JavaScript algorithm: print out the path from directed graph with minimal costs

Question

Here is a problem that can be modeled using a directed graph with different costs on each edge.

Our input is an array of edges.

const edges = [['A', 'B', 20], ['B', 'C', 10], ['A', 'C', 50], ['B', 'D', 5], ['D', 'C', 2]]

['A', 'B', 20], meaning that from A to B the cost is 20. I wanted to write a function that returns the path between a given place to another place which has the minimal cost. Note that there is no cycles in this graph.

In this case, if the starting place is A and the destination is C then there are three ways to go

path 1: A => C - cost 50
path 2: A => B => C - cost 30
path 3: A => B => D => C - cost 27

so the function should return the path that has the minimal cost which is A, B, D, C

Here is my attempt:

function bar(edges, start, end) {
    const paths = []
    const visited = new Map()
    const graph = edges.reduce((map, [start, end, cost]) => {
        if(map.has(start)) {
            map.get(start).push([end, cost])
        } else {
            map.set(start, [[end, cost]])
        }
        return map
    }, new Map())
    const queue = [[start, 0]]
    for(const [node, costSofar] of queue) {
        if(node === end) {
            let pointer = node
            const path = []
            while(pointer) {
                path.push(pointer)
                pointer = visited.get(pointer)
            }    
            
            paths.push([path.reverse().join(','), costSofar])
            continue
        }
        graph.get(node).forEach(([dest, localCost]) => {
            // this part 👇 is problematic
            visited.set(dest, node)
            queue.push([dest, localCost + costSofar])
            
        })
    }

    return paths.sort(([pathA, costA], [pathB, costB]) => costA - costB)[0]
}

So I use an adjacency list to represent the graph, i.e.

{
    A: [['B', 20], ['C', 50]]
    B: [['C', 10], ['D', 5]]
    D: [['C', 2]]
}

and then I use breadth first search to explore the graph and record the path and once we arrive at our destination we add the path to paths. Btw I am aware of Dijkstra algorithm, but, correct me if I am wrong, I feel like since this graph doesn't have a cycle so we can use a normal bfs to solve it.
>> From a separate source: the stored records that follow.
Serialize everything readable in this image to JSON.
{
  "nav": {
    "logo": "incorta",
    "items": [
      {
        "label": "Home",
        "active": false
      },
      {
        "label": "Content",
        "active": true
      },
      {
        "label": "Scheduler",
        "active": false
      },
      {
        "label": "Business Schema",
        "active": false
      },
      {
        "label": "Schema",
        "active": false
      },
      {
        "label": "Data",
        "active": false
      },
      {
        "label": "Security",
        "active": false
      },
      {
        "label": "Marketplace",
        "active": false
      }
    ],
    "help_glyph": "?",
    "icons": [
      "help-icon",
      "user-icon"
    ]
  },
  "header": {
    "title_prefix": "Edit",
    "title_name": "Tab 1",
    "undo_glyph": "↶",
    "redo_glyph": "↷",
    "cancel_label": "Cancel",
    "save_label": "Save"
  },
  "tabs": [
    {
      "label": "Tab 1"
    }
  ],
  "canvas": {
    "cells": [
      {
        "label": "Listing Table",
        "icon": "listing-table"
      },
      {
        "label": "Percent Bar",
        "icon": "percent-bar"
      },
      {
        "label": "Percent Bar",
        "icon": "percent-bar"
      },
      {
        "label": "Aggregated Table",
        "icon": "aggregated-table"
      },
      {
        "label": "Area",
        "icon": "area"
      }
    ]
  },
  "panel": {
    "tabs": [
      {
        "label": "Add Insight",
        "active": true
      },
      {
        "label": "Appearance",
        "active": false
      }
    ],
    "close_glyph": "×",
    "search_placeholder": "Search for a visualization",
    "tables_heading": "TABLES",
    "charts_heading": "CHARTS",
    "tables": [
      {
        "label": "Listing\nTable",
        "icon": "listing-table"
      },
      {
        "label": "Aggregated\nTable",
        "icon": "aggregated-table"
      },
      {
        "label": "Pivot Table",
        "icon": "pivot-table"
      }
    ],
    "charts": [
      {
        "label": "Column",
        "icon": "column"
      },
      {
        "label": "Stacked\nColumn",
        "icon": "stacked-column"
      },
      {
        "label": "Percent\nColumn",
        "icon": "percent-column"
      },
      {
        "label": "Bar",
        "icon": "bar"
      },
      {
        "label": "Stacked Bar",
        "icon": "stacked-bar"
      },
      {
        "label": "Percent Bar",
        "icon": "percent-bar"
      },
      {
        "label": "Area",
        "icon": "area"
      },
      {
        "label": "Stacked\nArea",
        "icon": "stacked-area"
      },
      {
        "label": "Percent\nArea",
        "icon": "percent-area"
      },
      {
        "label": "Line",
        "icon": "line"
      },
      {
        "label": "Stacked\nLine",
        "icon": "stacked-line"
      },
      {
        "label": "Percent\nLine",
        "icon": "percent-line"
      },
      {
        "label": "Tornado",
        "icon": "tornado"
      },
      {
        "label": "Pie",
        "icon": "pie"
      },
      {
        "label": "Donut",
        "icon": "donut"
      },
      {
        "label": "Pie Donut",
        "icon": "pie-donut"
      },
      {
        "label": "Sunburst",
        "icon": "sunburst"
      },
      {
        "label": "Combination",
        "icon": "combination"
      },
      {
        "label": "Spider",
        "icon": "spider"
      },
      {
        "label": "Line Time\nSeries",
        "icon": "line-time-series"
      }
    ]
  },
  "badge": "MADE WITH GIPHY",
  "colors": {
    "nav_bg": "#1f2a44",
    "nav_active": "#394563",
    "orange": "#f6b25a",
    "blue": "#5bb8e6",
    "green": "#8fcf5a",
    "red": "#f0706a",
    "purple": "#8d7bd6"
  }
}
My question is, my function actually has a bug where although it does capture all of the paths with its corresponding cost but the paths are not 100% correct. If you log out the return statement of the function i.e. paths.sort(([pathA, costA], [pathB, costB]) => costA - costB) you will see the value here is  [ [ 'A,B,D,C', 27 ], [ 'A,B,C', 30 ], [ 'A,B,C', 50 ] ]  . The first two are correct but the last one should be ['A','C', 50]. I think the problem is caused by the way to populate visited map but I cannot figure out how I can fix the problem.

Answer 1

Because you want to maintain separate path information for each possible path, even when one path intercepts another later, having a visited Map where the keys are destination nodes won't do the trick, since visited.set will overwrite previous paths' information.

Instead of using the visited to get the pointer in the loop at the end, I'd get the node info for the graph Map instead while iterating. Recursion will help.

function bar(edges, start, end) {
    const graph = edges.reduce((map, [start, end, cost]) => {
        if(map.has(start)) {
            map.get(start).push([end, cost])
        } else {
            map.set(start, [[end, cost]])
        }
        return map
    }, new Map())
    const paths = [];
    const find = (start, pathSoFar = [start], costSoFar = 0) => {
        for (const [dest, cost] of graph.get(start)) {
            const newPath = pathSoFar.concat(dest);
            if (dest === end) {
                paths.push([newPath.join(','), costSoFar + cost]);
            } else {
                find(dest, newPath, costSoFar + cost);
            }
        }
    };
    find(start);
    
    console.log(paths);
    
    // return paths.sort(([pathA, costA], [pathB, costB]) => costA - costB)[0]
    // or, make it O(n) instead of O(n log n):
    return paths.reduce((a, b) => a[1] > b[1] ? b : a);
}
const edges = [['A', 'B', 20], ['B', 'C', 10], ['A', 'C', 50], ['B', 'D', 5], ['D', 'C', 2]]

console.log(bar(edges, 'A', 'C'));